Megap-megap Diserbu Produk Impor, Buruh Tekstil Jabar Khawatir di PHK Usai Lebaran
Industri tekstil di Jawa Barat kini kepayahan diserbu produk impor. Bahkan sejumlah pabrik sudah mulai merumahkan karyawan.
Penulis: rinaldi | Editor: rinaldi
tribunpekanbaru.com - Industri tekstil di Jawa Barat (Jabar) banyak yang lampu kuning, karena usahanya terus merosot di tengah serbuan produk impor. Buruh tekstil di Jabar pun mulai banyak yang khawatir akan mendapat pemutusan hubungan kerja (PHK).
Wakil Ketua Bidang Organisasi SPSI Kabupaten Bandung yang juga Anggota Dewan Pengupahan, Mulyana, kondisi usaha tekstil di Jabar saat ini mengalami persoalan serius karena terus menurunnya produksi.

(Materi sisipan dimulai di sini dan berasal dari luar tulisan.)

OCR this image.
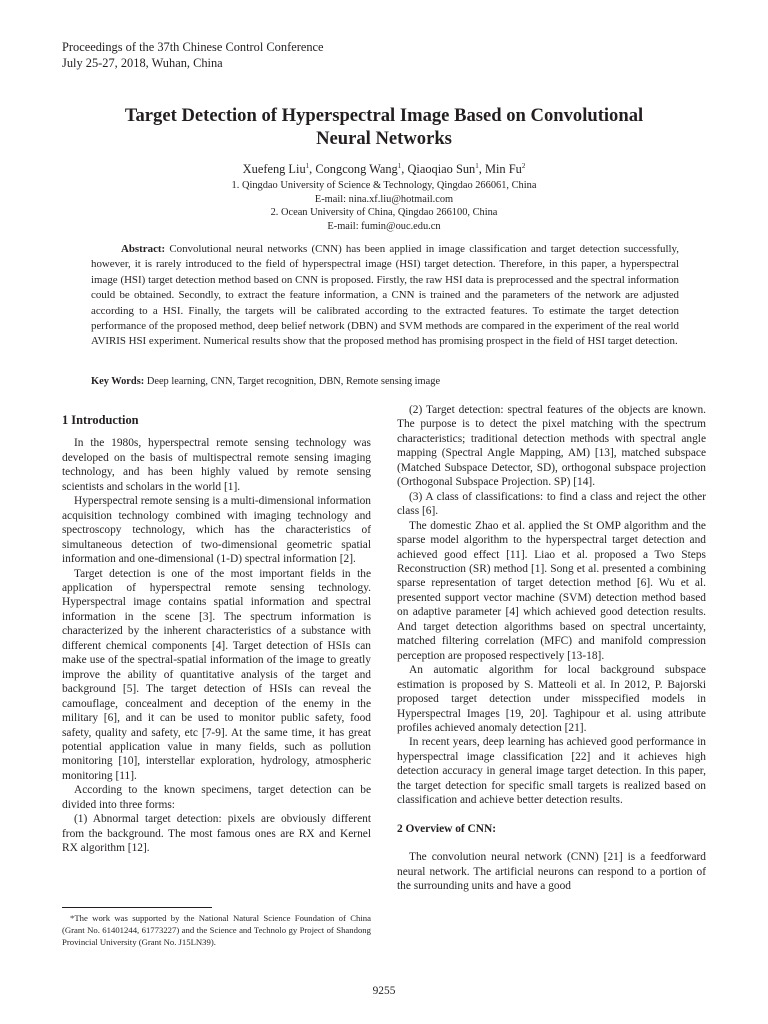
Proceedings of the 37th Chinese Control Conference
July 25-27, 2018, Wuhan, China
Target Detection of Hyperspectral Image Based on Convolutional
Neural Networks
Xuefeng Liu$^1$, Congcong Wang$^1$, Qiaoqiao Sun$^1$, Min Fu$^2$
1. Qingdao University of Science & Technology, Qingdao 266061, China
E-mail: nina.xf.liu@hotmail.com
2. Ocean University of China, Qingdao 266100, China
E-mail: fumin@ouc.edu.cn
Abstract: Convolutional neural networks (CNN) has been applied in image classification and target detection successfully, however, it is rarely introduced to the field of hyperspectral image (HSI) target detection. Therefore, in this paper, a hyperspectral image (HSI) target detection method based on CNN is proposed. Firstly, the raw HSI data is preprocessed and the spectral information could be obtained. Secondly, to extract the feature information, a CNN is trained and the parameters of the network are adjusted according to a HSI. Finally, the targets will be calibrated according to the extracted features. To estimate the target detection performance of the proposed method, deep belief network (DBN) and SVM methods are compared in the experiment of the real world AVIRIS HSI experiment. Numerical results show that the proposed method has promising prospect in the field of HSI target detection.
Key Words: Deep learning, CNN, Target recognition, DBN, Remote sensing image
1 Introduction

In the 1980s, hyperspectral remote sensing technology was developed on the basis of multispectral remote sensing imaging technology, and has been highly valued by remote sensing scientists and scholars in the world [1].

Hyperspectral remote sensing is a multi-dimensional information acquisition technology combined with imaging technology and spectroscopy technology, which has the characteristics of simultaneous detection of two-dimensional geometric spatial information and one-dimensional (1-D) spectral information [2].

Target detection is one of the most important fields in the application of hyperspectral remote sensing technology. Hyperspectral image contains spatial information and spectral information in the scene [3]. The spectrum information is characterized by the inherent characteristics of a substance with different chemical components [4]. Target detection of HSIs can make use of the spectral-spatial information of the image to greatly improve the ability of quantitative analysis of the target and background [5]. The target detection of HSIs can reveal the camouflage, concealment and deception of the enemy in the military [6], and it can be used to monitor public safety, food safety, quality and safety, etc [7-9]. At the same time, it has great potential application value in many fields, such as pollution monitoring [10], interstellar exploration, hydrology, atmospheric monitoring [11].

According to the known specimens, target detection can be divided into three forms:

(1) Abnormal target detection: pixels are obviously different from the background. The most famous ones are RX and Kernel RX algorithm [12].

*The work was supported by the National Natural Science Foundation of China (Grant No. 61401244, 61773227) and the Science and Technolo gy Project of Shandong Provincial University (Grant No. J15LN39).

(2) Target detection: spectral features of the objects are known. The purpose is to detect the pixel matching with the spectrum characteristics; traditional detection methods with spectral angle mapping (Spectral Angle Mapping, AM) [13], matched subspace (Matched Subspace Detector, SD), orthogonal subspace projection (Orthogonal Subspace Projection. SP) [14].

(3) A class of classifications: to find a class and reject the other class [6].

The domestic Zhao et al. applied the St OMP algorithm and the sparse model algorithm to the hyperspectral target detection and achieved good effect [11]. Liao et al. proposed a Two Steps Reconstruction (SR) method [1]. Song et al. presented a combining sparse representation of target detection method [6]. Wu et al. presented support vector machine (SVM) detection method based on adaptive parameter [4] which achieved good detection results. And target detection algorithms based on spectral uncertainty, matched filtering correlation (MFC) and manifold compression perception are proposed respectively [13-18].

An automatic algorithm for local background subspace estimation is proposed by S. Matteoli et al. In 2012, P. Bajorski proposed target detection under misspecified models in Hyperspectral Images [19, 20]. Taghipour et al. using attribute profiles achieved anomaly detection [21].

In recent years, deep learning has achieved good performance in hyperspectral image classification [22] and it achieves high detection accuracy in general image target detection. In this paper, the target detection for specific small targets is realized based on classification and achieve better detection results.

2 Overview of CNN:

The convolution neural network (CNN) [21] is a feedforward neural network. The artificial neurons can respond to a portion of the surrounding units and have a good

9255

"Setelah hari raya, kami semua khawatir dengan keberlangsungan usaha ini bagaimana. Nanti, akan ada pengurangan produksi lagi sampai merumahkan nggak," ujar Mulyana di Bandung, Kamis (30/5).
Menurut Mulyana, terpuruknya kondisi tekstil di Jabar terjadi karena beberapa hal. Pertama, karena kegiatan pabrik sempat dihentikan dengan adanya program Citarum Harum karena ada limbah. "Tapi kalau program Citarum itu, dampaknya nggak lama. Tekstil bisa pulih lagi," katanya.
Saat ini, kata dia, yang paling berat harus dihadapi pengusaha tekstil adalah produk tekstil impor yang membanjiri Indonesia. Banyaknya produk impor, membuat pengusaha tekstil mengurangi produksi. "Hampir semua perusahaan tekstil di Kabupaten Bandung penurunan. Beberapa perusahaan malah sudah merumahkan karyawan seperti Naga Sakti, Alena Tex, Rama Tex, dan lainnya."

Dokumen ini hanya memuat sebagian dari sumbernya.